Accommodation facilities have been bolstered, and several government departments are working night and day to cater to the mammoth crowds expected.
Preparations for the Medaram Jathara are on in full swing.
Accommodation facilities for the mammoth crowds coming to Medaram to worship the tribal deities Sammakka and Saralamma have been further enhanced with the olive green tents put up by the state forest department.
Some 100 forest tents have been put up in a five-acre plot near Jampanna Vagu, about a kilometre from the Gadde (the temple of Sammakka and Saralamma) at Medaram, each of which can accommodate five persons. The tents will be made available for occupation at a daily rate of Rs 2,000, or Rs 1,000 for 12 hours, and come equipped with drinking water.
The district administration has roped in tribal youngsters as the tent operators. The tents may be booked on the phone numbers 7702848103 and 8096210513, and PayTM number 9553142346.
The tourism department, too, has put up 48 luxury tents for pilgrims at the tribal fair, with two beds, common toilets and drinking water facilities in each, offered on a rental basis.
The department has also started a permanent Haritha hotel near the Girijan Museum to develop Medaram into a tourist destination.

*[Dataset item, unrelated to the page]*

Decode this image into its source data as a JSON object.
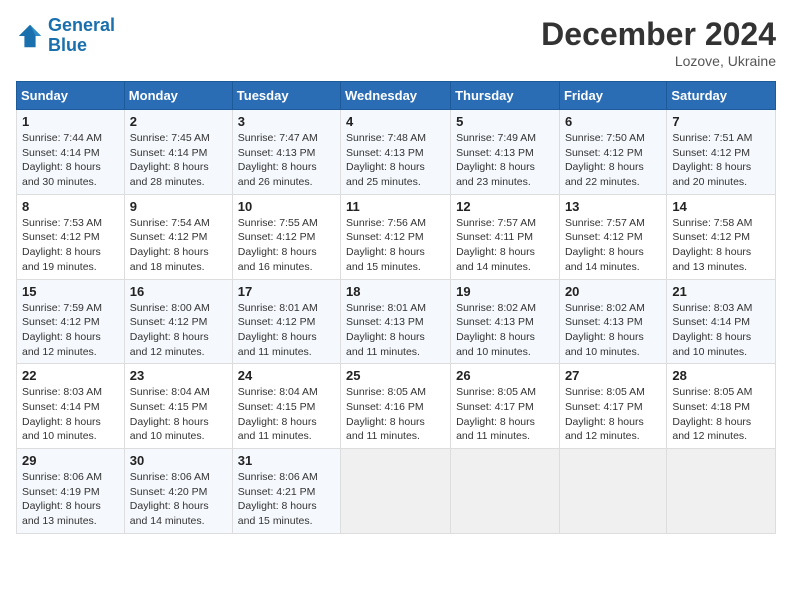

The jathara is likely to attract 1.2 crore visitors this season, and the government is making elaborate arrangements with 10,000 policemen, 12,000 toilets, 2,000 sanitary workers, 25 lakh water bottles, three lakh cloth bags, 500 doctors and 1,000 district officials in place to manage the four-day festival.
The departments of tourism and tribal welfare, and the police, are making concerted efforts to develop the folk festival, in which tribals and non-tribals from 15 forest districts of Telangana and six other states of Maharashtra, Chhattisgarh, AP, MP, Odisha and Jharkhand participate, into Asia's biggest tribal event.
Speaking on the occasion, the District Collector in-charge said that the government was only acting as a facilitator, and that the festival was in fact being conducted by Koya priests as per the tribal customs and traditions.